Dad was born the youngest of two children in 1921. His parents were probably two of the most self centred and awful people that ever procreated. I didn’t know my grandfather and from all I have heard about him, I am glad. My grandmother was so completely wrapped up in herself that she had no time for her children or eventually her grandchildren. Not only did she not have time, she was spiteful and manipulative. As you may have now guessed, I had no time for my paternal grandmother. Thankfully my maternal grandmother had enough love to make up for 100 grandmothers.
His parents would go out and leave the two boys for days on end and tell them they could have only one biscuit. Hungry and scared, they were too terrified of the consequences to take more than the one biscuit. My grandparents finally divorced and when Dad was about 12 he was placed in an orphanage while his brother, my Uncle Fred, was placed out on a working farm. Sadly, both boys were told that the other one was with their mother which caused resentment between these brothers that lasted throughout the years.
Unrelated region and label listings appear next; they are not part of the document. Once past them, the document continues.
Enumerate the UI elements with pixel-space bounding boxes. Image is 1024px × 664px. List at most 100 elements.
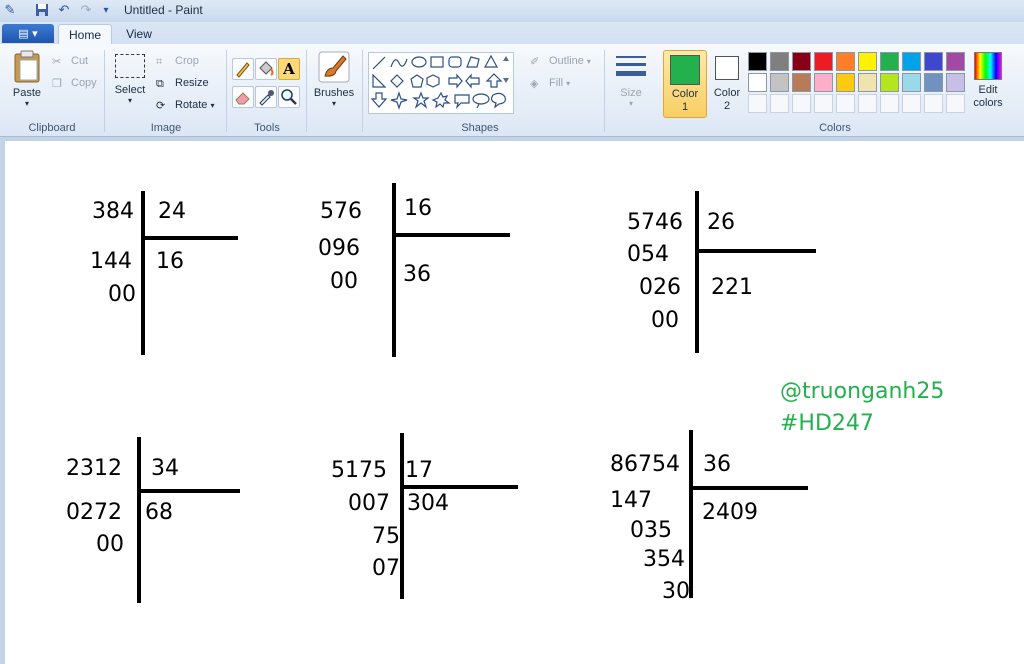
division-bar-horizontal (137, 489, 240, 493)
rotate-label: Rotate (175, 99, 208, 111)
text-tool[interactable]: A (278, 58, 300, 80)
resize-button[interactable]: ⧉ Resize (156, 74, 209, 92)
palette-color-swatch[interactable] (814, 73, 833, 92)
clipboard-group-label: Clipboard (28, 122, 76, 134)
palette-color-swatch[interactable] (792, 73, 811, 92)
tab-home[interactable]: Home (58, 24, 112, 45)
quotient: 221 (711, 275, 753, 300)
rotate-icon: ⟳ (156, 100, 166, 113)
palette-color-swatch[interactable] (858, 52, 877, 71)
ribbon: Paste ▾ ✂ Cut ❐ Copy Clipboard Select ▾ ⌗ C… (0, 44, 1024, 137)
color-picker-tool[interactable] (255, 86, 277, 108)
custom-color-slot[interactable] (902, 94, 921, 113)
crop-button[interactable]: ⌗ Crop (156, 52, 199, 70)
canvas-area: 384 24 144 00 16 576 16 096 00 36 5746 2… (0, 137, 1024, 664)
quotient: 304 (407, 491, 449, 516)
palette-color-swatch[interactable] (814, 52, 833, 71)
magnifier-tool[interactable] (278, 86, 300, 108)
paste-label: Paste (12, 87, 42, 99)
tab-view[interactable]: View (116, 24, 162, 44)
eraser-icon (235, 92, 250, 105)
palette-color-swatch[interactable] (880, 73, 899, 92)
remainder-step: 035 (630, 518, 672, 543)
division-bar-vertical (392, 183, 396, 357)
rotate-button[interactable]: ⟳ Rotate ▾ (156, 96, 215, 114)
remainder-step: 07 (372, 556, 400, 581)
palette-color-swatch[interactable] (902, 52, 921, 71)
palette-color-swatch[interactable] (748, 73, 767, 92)
custom-color-slot[interactable] (814, 94, 833, 113)
palette-color-swatch[interactable] (946, 52, 965, 71)
palette-color-swatch[interactable] (770, 52, 789, 71)
custom-color-slot[interactable] (770, 94, 789, 113)
copy-icon: ❐ (52, 78, 62, 91)
fill-button[interactable]: ◈ Fill ▾ (530, 74, 570, 92)
undo-icon[interactable]: ↶ (56, 3, 72, 19)
custom-color-slot[interactable] (946, 94, 965, 113)
outline-button[interactable]: ✐ Outline ▾ (530, 52, 591, 70)
palette-color-swatch[interactable] (836, 73, 855, 92)
brushes-dropdown-icon: ▾ (331, 99, 336, 108)
cut-button[interactable]: ✂ Cut (52, 52, 88, 70)
color2-button[interactable]: Color 2 (708, 50, 746, 116)
outline-dropdown-icon: ▾ (586, 57, 591, 66)
eraser-tool[interactable] (232, 86, 254, 108)
size-button[interactable]: Size ▾ (610, 50, 652, 114)
division-bar-horizontal (392, 233, 510, 237)
custom-color-slot[interactable] (858, 94, 877, 113)
customize-toolbar-icon[interactable]: ▾ (98, 3, 114, 19)
palette-color-swatch[interactable] (924, 52, 943, 71)
palette-color-swatch[interactable] (946, 73, 965, 92)
divisor: 17 (405, 458, 433, 483)
color1-button[interactable]: Color 1 (663, 50, 707, 118)
fill-tool[interactable] (255, 58, 277, 80)
palette-color-swatch[interactable] (748, 52, 767, 71)
dividend: 5175 (331, 458, 387, 483)
custom-color-slot[interactable] (792, 94, 811, 113)
save-icon[interactable] (34, 3, 50, 19)
eyedropper-icon (259, 90, 274, 106)
image-group: Select ▾ ⌗ Crop ⧉ Resize ⟳ Rotate ▾ Image (106, 44, 226, 136)
edit-colors-button[interactable]: Edit colors (968, 50, 1008, 116)
scissors-icon: ✂ (52, 56, 62, 69)
palette-color-swatch[interactable] (902, 73, 921, 92)
palette-color-swatch[interactable] (880, 52, 899, 71)
shapes-gallery[interactable] (368, 52, 514, 114)
division-bar-vertical (141, 191, 145, 355)
palette-color-swatch[interactable] (792, 52, 811, 71)
custom-color-slot[interactable] (748, 94, 767, 113)
custom-color-slot[interactable] (880, 94, 899, 113)
paste-icon (14, 50, 40, 83)
colors-group: Color 1 Color 2 Edit colors Colors (660, 44, 1024, 136)
copy-button[interactable]: ❐ Copy (52, 74, 97, 92)
paste-button[interactable]: Paste ▾ (6, 50, 48, 114)
custom-color-slot[interactable] (836, 94, 855, 113)
custom-color-slot[interactable] (924, 94, 943, 113)
division-bar-vertical (689, 430, 693, 598)
brushes-button[interactable]: Brushes ▾ (310, 50, 358, 116)
paint-menu-button[interactable]: ▤ ▾ (2, 24, 54, 43)
palette-color-swatch[interactable] (770, 73, 789, 92)
palette-color-swatch[interactable] (924, 73, 943, 92)
pencil-tool[interactable] (232, 58, 254, 80)
shapes-group-label: Shapes (461, 122, 499, 134)
quotient: 68 (145, 500, 173, 525)
paint-menu-icon: ▤ ▾ (18, 27, 38, 40)
remainder-step: 096 (318, 236, 360, 261)
paint-app-icon[interactable]: ✎ (2, 3, 18, 19)
palette-color-swatch[interactable] (836, 52, 855, 71)
remainder-step: 354 (643, 547, 685, 572)
resize-label: Resize (175, 77, 209, 89)
remainder-step: 026 (639, 275, 681, 300)
crop-icon: ⌗ (156, 56, 163, 69)
window-title: Untitled - Paint (124, 3, 203, 17)
drawing-canvas[interactable]: 384 24 144 00 16 576 16 096 00 36 5746 2… (5, 141, 1024, 664)
remainder-step: 00 (651, 308, 679, 333)
outline-label: Outline (549, 55, 584, 67)
select-button[interactable]: Select ▾ (110, 52, 150, 116)
brushes-group: Brushes ▾ (308, 44, 360, 136)
palette-color-swatch[interactable] (858, 73, 877, 92)
select-icon (115, 54, 145, 78)
redo-icon[interactable]: ↷ (78, 3, 94, 19)
remainder-step: 00 (96, 532, 124, 557)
They adored each other but they didn’t find out the truth until they were grown men by which time, the feelings were deeply entrenched and much harder to shake.
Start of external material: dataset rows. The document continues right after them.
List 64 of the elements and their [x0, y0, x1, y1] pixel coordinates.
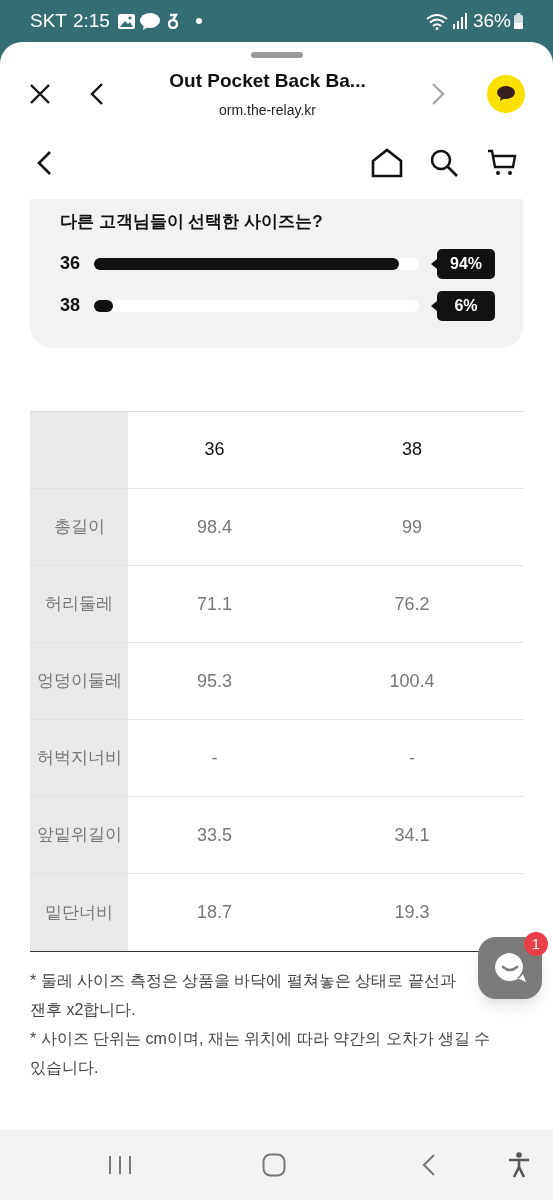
- home-icon: [371, 148, 403, 178]
- row-label: 허벅지너비: [30, 719, 128, 797]
- recent-apps-icon: [108, 1155, 132, 1175]
- size-label: 38: [60, 294, 82, 317]
- speech-bubble-icon: [497, 86, 515, 102]
- back-button[interactable]: [90, 82, 104, 106]
- cart-button[interactable]: [487, 149, 517, 177]
- page-title: Out Pocket Back Ba...: [169, 69, 366, 94]
- carrier-text: SKT: [30, 8, 67, 33]
- table-cell: 18.7: [128, 873, 301, 951]
- notification-badge: 1: [524, 932, 548, 956]
- notification-icon: [167, 13, 178, 29]
- recent-apps-button[interactable]: [108, 1155, 132, 1175]
- table-cell: 71.1: [128, 565, 301, 643]
- chat-bubble-icon: [139, 12, 160, 30]
- search-button[interactable]: [429, 148, 459, 178]
- table-cell: 95.3: [128, 642, 301, 720]
- row-label: 밑단너비: [30, 873, 128, 951]
- close-button[interactable]: [28, 82, 52, 106]
- table-cell: 100.4: [300, 642, 523, 720]
- table-cell: 34.1: [300, 796, 523, 874]
- chat-float-button[interactable]: [478, 937, 542, 999]
- smile-chat-icon: [493, 952, 527, 984]
- home-nav-icon: [262, 1153, 286, 1177]
- table-cell: 33.5: [128, 796, 301, 874]
- row-label: 허리둘레: [30, 565, 128, 643]
- back-nav-button[interactable]: [422, 1153, 436, 1177]
- cart-icon: [487, 149, 517, 177]
- table-cell: 19.3: [300, 873, 523, 951]
- column-header: 38: [300, 411, 523, 489]
- table-cell: 99: [300, 488, 523, 566]
- forward-icon: [431, 82, 445, 106]
- row-label: 엉덩이둘레: [30, 642, 128, 720]
- note-text: * 둘레 사이즈 측정은 상품을 바닥에 펼쳐놓은 상태로 끝선과: [30, 970, 456, 991]
- accessibility-button[interactable]: [508, 1152, 530, 1178]
- home-button[interactable]: [371, 148, 403, 178]
- battery-icon: [514, 13, 523, 29]
- chat-button[interactable]: [487, 75, 525, 113]
- search-icon: [429, 148, 459, 178]
- note-text: 잰후 x2합니다.: [30, 999, 136, 1020]
- back-icon: [90, 82, 104, 106]
- survey-question: 다른 고객님들이 선택한 사이즈는?: [60, 211, 324, 233]
- wifi-icon: [425, 12, 448, 30]
- row-label: 앞밑위길이: [30, 796, 128, 874]
- column-header: 36: [128, 411, 301, 489]
- sheet-handle[interactable]: [250, 52, 303, 58]
- table-cell: 98.4: [128, 488, 301, 566]
- table-cell: -: [300, 719, 523, 797]
- clock-text: 2:15: [72, 8, 110, 33]
- back-nav-icon: [422, 1153, 436, 1177]
- note-text: * 사이즈 단위는 cm이며, 재는 위치에 따라 약간의 오차가 생길 수 있습니다.: [30, 1028, 492, 1078]
- table-cell: 76.2: [300, 565, 523, 643]
- battery-text: 36%: [472, 8, 511, 33]
- size-label: 36: [60, 252, 82, 275]
- row-label: 총길이: [30, 488, 128, 566]
- back-button[interactable]: [36, 150, 52, 176]
- signal-icon: [452, 13, 467, 29]
- accessibility-icon: [508, 1152, 530, 1178]
- table-cell: -: [128, 719, 301, 797]
- home-nav-button[interactable]: [262, 1153, 286, 1177]
- back-icon: [36, 150, 52, 176]
- url-text: orm.the-relay.kr: [219, 100, 316, 120]
- gallery-icon: [117, 13, 135, 29]
- close-icon: [28, 82, 52, 106]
I could talk for ages about the dreadful way in which these two men were treated and how, regardless of what she’d done, they did everything they could for their mother, still trying to win her love, well into their 60’s. To be honest, to really tell their story gives my grandmother too much air time which I don’t think she deserves. I still get upset to think of what Dad and Uncle Fred went through all their lives due to her narcissistic personality.
Dad was a great singer with a strong crooner type voice. He also played the euphonium in a marching band. He loved music with all his heart. It was definitely his passion. It was something we had in common. He served in the RAAF in World War 2 and as was often the case in men of that age, he was a heavy smoker.
Over the years, his health declined and after he retired he was diagnosed with Cryptogenic Fibrosing Alveolitis. This took so much from him. As a singer, I take for granted my lung capacity. I take it for granted that I can reach and hold a note for a sustained time. When he was sick, I realised how scary it must have been for him to have to fight for each breath. How sad he must have felt to no longer have the gift of song that was so important to him. I now try to always give thanks for the things I used to take for granted.
Lung Foundation Australia is running a campaign at the moment to raise awareness for how important Just One Breath can be. I have created a video for the campaign. To have the capacity to laugh, cry, sing, shout, talk, run, walk, jump and blow bubbles is something we need to celebrate. We can never know the importance of just one breath until you’ve seen someone you love struggling for their next one.